Five guys in a Dallas bar are sitting around nursing their beers when a gunman walks in, robs the place and shoots a bar patron. When the police arrive, all five guys give markedly different descriptions of the robber and wildly contrasting accounts of the event.

I heard that story nearly thirty years ago from one of the guys, who happened to be the city editor who hired me at the Dallas Times Herald. The story is illustrative of several important points: 1. Newspaper editors, especially when inebriated, are cowards who duck under tables in the presence of a gun, and 2. Eyewitness testimony is unreliable.

The latter point was affirmed today in the Texas Senate with the passage of Rodney Ellis’ SB 799, which calls upon the state to develop comprehensive policies to improve the reliability of eyewitness testimony. According to the bill’s analysis, “mistaken eyewitness identification of an innocent person is the leading documented factor in causing mistaken convictions that have been overturned in this country. To date, of the 28 DNA exonerations in Texas, 22 were wrongfully convicted based on incorrect eyewitness identifications.” Ellis also passed SB 263, which establishes a commission to study wrongful convictions. Across the U.S., Ellis said, 200 people have been proven innocent with DNA evidence after being wrongfully convicted, often with eyewitness testimony.

Unfortunately, Lt. Gov. David Dewhurst was not on the dais when the bill was passed (I assume he was prepping for his afternoon interview with CNN on Jessica’s Law), or he might have had second thoughts about his single-minded advocacy of a bill which, as first filed, created an automatic death penalty for a crime in which a child would be the chief accuser.

Luckily for the state of Texas, Dewhurst has been forced to significantly change the bill in order to get enough votes to pass it out of the Texas Senate. At the urging of many outspoken senators and prosecutors, a revised proposal calls for a minimum 25-year sentence only for enhanced cases of aggravated sexual assault, when the crime includes particularly egregious circumstances like kidnapping or use of a weapon or violence.

This change was critical to win support of prosecutors. Since approximately 80 percent of child sex abuse involves family members, an automatic 25-year prison term would dissuade families from seeking prosecution. “If a child knows that Uncle Harry is going to prison for 25 years, she’s not likely to testify,” a lawmaker explained to me.
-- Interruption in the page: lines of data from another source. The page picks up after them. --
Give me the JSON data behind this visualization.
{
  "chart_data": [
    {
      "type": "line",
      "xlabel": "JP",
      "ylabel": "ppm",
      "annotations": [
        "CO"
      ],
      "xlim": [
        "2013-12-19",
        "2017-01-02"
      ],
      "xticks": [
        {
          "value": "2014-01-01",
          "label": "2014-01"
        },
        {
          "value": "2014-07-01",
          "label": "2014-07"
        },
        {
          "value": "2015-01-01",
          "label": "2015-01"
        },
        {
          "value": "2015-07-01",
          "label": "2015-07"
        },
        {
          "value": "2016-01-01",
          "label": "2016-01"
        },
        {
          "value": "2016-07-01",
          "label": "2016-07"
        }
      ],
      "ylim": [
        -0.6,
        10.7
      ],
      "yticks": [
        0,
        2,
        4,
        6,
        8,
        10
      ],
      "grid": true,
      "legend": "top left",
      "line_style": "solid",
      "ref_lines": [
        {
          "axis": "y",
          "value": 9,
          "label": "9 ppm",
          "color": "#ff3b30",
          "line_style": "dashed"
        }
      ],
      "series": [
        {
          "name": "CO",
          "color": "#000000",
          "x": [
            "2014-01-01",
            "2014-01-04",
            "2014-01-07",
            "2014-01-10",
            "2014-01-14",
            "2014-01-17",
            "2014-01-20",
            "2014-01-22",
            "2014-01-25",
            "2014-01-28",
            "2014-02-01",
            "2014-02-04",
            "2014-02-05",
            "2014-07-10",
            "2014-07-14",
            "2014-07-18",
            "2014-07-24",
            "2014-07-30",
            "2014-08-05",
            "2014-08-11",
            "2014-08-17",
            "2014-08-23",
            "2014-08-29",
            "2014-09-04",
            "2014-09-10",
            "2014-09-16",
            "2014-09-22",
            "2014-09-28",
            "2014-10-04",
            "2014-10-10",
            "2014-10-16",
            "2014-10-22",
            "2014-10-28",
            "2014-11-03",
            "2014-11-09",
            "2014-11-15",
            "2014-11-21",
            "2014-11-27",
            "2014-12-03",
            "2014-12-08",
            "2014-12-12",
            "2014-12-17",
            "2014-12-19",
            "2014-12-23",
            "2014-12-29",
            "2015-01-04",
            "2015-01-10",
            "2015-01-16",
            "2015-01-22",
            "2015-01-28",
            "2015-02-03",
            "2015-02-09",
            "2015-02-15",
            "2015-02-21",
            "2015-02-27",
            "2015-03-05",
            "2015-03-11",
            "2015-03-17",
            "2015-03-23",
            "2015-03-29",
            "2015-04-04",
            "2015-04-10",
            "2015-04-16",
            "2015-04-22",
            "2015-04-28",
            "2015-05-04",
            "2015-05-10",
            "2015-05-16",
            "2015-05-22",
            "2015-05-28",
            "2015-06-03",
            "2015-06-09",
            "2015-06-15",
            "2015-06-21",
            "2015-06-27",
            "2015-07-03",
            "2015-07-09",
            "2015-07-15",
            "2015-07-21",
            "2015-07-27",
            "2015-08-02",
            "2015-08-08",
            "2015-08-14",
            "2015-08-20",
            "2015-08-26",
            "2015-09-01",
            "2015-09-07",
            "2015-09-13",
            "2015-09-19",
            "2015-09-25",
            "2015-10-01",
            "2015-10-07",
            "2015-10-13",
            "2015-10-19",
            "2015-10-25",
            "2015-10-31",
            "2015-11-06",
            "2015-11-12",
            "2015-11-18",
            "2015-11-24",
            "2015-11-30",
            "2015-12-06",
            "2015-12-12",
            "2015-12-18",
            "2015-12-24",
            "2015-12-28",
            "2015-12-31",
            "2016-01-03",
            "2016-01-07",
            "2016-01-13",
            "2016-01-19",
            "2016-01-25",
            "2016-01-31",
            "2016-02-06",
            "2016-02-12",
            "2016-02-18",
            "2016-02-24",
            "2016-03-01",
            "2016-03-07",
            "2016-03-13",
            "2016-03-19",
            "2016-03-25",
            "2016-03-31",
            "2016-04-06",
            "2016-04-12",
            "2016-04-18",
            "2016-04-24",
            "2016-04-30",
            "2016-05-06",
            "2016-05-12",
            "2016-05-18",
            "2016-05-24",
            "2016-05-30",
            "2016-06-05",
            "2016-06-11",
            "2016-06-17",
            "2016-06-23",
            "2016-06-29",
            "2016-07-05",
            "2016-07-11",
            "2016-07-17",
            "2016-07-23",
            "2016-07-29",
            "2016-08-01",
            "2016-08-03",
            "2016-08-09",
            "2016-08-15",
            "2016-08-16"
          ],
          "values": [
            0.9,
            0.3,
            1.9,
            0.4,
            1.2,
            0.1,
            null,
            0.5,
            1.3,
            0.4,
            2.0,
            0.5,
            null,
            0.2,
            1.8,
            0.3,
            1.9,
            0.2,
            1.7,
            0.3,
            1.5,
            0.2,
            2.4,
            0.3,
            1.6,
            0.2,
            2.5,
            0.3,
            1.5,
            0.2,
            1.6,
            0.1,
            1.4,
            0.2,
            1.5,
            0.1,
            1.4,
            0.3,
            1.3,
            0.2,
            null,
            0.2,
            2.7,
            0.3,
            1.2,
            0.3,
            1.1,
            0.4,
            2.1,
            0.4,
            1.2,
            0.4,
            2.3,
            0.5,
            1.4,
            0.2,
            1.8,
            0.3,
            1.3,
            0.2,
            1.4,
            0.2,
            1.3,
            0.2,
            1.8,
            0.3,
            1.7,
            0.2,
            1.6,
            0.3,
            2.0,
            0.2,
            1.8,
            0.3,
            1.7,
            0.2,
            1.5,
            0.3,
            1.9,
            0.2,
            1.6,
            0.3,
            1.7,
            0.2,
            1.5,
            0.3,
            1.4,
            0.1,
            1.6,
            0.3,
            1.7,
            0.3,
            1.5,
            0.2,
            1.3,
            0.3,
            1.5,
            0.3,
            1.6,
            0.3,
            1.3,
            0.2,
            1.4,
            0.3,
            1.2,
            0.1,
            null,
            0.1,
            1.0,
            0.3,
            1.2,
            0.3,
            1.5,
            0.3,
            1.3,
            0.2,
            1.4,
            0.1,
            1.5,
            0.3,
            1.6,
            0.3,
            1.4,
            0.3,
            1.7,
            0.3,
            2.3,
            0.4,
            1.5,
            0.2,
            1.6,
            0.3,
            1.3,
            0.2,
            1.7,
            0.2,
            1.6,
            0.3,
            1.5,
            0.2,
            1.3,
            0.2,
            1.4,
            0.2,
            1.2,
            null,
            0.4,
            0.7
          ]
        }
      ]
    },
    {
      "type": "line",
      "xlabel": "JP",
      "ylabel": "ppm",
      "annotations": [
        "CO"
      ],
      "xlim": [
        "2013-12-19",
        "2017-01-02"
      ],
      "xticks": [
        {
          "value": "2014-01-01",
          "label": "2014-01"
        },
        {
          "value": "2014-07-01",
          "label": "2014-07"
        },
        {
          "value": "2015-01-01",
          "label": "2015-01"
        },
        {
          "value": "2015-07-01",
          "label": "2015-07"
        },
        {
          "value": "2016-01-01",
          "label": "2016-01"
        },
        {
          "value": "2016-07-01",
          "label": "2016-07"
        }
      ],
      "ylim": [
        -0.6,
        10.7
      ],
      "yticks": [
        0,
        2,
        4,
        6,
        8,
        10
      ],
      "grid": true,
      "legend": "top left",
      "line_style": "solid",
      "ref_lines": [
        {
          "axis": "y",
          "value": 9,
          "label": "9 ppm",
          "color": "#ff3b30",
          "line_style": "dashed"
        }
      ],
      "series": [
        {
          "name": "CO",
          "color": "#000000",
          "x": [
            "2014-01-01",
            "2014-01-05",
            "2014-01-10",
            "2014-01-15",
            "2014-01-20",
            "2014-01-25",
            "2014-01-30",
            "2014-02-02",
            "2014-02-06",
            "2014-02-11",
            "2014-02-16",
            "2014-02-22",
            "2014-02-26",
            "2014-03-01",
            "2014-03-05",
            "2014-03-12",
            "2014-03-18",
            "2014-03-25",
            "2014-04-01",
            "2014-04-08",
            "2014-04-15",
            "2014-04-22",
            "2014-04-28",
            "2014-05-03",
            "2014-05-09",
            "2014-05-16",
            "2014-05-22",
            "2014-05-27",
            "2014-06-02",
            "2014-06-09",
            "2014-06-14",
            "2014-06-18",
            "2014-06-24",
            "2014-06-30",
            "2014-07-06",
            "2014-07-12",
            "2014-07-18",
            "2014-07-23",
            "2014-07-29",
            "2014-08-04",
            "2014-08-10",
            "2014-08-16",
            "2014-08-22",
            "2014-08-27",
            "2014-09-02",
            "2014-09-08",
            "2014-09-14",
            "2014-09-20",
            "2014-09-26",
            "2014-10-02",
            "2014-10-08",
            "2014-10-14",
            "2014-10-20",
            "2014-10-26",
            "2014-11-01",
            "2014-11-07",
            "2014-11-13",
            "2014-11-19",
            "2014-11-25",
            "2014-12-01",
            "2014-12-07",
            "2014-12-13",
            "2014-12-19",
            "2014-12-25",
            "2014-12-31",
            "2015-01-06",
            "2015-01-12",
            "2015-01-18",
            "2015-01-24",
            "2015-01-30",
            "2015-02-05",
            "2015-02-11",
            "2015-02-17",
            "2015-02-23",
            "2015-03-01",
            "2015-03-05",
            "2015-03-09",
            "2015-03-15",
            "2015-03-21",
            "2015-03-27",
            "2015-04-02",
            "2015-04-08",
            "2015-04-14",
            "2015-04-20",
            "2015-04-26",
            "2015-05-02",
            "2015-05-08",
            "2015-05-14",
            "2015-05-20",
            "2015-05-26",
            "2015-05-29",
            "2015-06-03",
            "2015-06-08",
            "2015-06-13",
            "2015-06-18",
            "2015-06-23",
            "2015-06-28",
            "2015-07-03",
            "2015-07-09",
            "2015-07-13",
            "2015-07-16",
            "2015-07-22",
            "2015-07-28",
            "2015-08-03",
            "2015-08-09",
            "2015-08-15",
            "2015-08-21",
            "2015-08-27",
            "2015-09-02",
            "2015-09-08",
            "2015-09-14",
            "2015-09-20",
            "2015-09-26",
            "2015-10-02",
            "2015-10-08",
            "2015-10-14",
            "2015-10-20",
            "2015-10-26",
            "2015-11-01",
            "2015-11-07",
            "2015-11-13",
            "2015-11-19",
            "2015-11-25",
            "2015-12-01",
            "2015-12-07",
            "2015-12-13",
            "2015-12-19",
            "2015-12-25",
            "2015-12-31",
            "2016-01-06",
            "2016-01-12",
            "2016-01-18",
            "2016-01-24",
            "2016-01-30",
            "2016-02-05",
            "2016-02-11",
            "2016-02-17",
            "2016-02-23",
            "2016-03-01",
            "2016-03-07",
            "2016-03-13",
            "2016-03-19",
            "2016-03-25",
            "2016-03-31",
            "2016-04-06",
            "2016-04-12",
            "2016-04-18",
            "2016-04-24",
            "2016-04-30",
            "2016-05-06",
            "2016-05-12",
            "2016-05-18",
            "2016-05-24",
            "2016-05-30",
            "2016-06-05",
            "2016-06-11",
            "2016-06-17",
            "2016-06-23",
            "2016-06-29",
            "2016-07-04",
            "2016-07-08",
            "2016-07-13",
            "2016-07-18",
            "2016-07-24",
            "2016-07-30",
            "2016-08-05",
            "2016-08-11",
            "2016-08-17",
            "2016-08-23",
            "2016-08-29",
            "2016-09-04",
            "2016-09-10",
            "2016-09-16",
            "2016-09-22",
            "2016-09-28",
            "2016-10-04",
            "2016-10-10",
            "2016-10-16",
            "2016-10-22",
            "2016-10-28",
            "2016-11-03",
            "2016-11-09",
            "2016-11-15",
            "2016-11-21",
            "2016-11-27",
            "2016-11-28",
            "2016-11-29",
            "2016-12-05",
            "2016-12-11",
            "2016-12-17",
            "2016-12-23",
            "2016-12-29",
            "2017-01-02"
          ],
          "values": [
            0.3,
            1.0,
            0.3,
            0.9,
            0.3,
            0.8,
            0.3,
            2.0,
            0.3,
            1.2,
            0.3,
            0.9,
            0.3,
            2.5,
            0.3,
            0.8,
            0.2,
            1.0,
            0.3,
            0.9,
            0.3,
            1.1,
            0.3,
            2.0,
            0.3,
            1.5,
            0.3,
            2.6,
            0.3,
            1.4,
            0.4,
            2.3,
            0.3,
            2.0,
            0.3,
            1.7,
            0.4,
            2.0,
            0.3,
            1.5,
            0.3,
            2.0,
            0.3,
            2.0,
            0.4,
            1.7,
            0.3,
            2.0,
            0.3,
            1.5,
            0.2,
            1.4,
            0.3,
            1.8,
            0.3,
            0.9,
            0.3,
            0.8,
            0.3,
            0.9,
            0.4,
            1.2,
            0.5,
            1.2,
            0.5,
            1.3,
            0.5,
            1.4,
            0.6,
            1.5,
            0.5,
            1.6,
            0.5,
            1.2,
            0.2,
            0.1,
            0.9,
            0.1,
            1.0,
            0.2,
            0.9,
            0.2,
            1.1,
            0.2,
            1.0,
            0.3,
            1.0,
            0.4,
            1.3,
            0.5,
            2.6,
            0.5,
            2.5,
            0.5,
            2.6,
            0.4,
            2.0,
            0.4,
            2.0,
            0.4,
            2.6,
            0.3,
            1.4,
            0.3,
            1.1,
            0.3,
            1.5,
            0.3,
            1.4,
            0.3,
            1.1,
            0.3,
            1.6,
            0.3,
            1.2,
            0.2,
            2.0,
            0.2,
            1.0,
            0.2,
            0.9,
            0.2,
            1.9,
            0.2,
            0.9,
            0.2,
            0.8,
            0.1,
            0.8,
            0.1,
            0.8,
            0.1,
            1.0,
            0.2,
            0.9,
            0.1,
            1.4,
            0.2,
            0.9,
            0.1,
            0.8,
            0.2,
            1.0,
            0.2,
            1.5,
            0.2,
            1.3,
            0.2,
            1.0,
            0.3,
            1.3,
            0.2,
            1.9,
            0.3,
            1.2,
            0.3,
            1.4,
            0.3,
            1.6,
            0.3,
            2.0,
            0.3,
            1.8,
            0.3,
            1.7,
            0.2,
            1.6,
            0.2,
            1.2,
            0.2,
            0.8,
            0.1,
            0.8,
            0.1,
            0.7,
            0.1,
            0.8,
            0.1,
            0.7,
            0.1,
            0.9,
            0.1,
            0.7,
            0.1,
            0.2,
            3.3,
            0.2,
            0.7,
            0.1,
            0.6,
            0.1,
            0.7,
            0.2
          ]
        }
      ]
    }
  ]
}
Likewise, prosecutors did not want an automatic death penalty, and even questioned its constitutionality. The latest draft of the bill, sponsored by Bob Deuell, gives prosecutors the option of life without parole or the death penalty upon the second conviction for an enhanced aggravated sexual assault.

The Senate is expected to pass the bill tomorrow, with support “an inch deep,” according to one lawmaker. Dewhurst has paid hard currency in political capital to get this far. He still has not announced his budget conferees, and many lawmakers believe he won’t make the announcement until Jessica’s law wins passage. After fighting Dewhurst for weeks, the Senate is ready to move on. Some lawmakers privately hope the House will “lock down” on its version, which prosecutors still prefer.

Good lawmakers evaluate compromise by asking themselves, “Is this the hill I want to die on?” Basically, is this fight worth the effort? A fair question for Dewhurst would be, “Why are you choosing to die on this hill?” Prosecutors haven’t asked for Jessica’s Law; in fact, they’ve been called in for damage control. Meanwhile, the state faces real intractable problems requiring leadership, from college affordability to transportation to electric industry issues. Those are hills a good leader might choose to die on.

I’m glad he’s agreed to the changes insisted upon by the prosecutors. But in the process, he’s lost credibility during a session in which he was well-placed to make a real difference. Gov. Perry’s popularity is at a low ebb; Dewhurst’s old nemesis, Tom Craddick, barely survived a speaker’s race. But like the eyewitness unswayed by contrary physical evidence, Dewhurst is clinging to a false issue.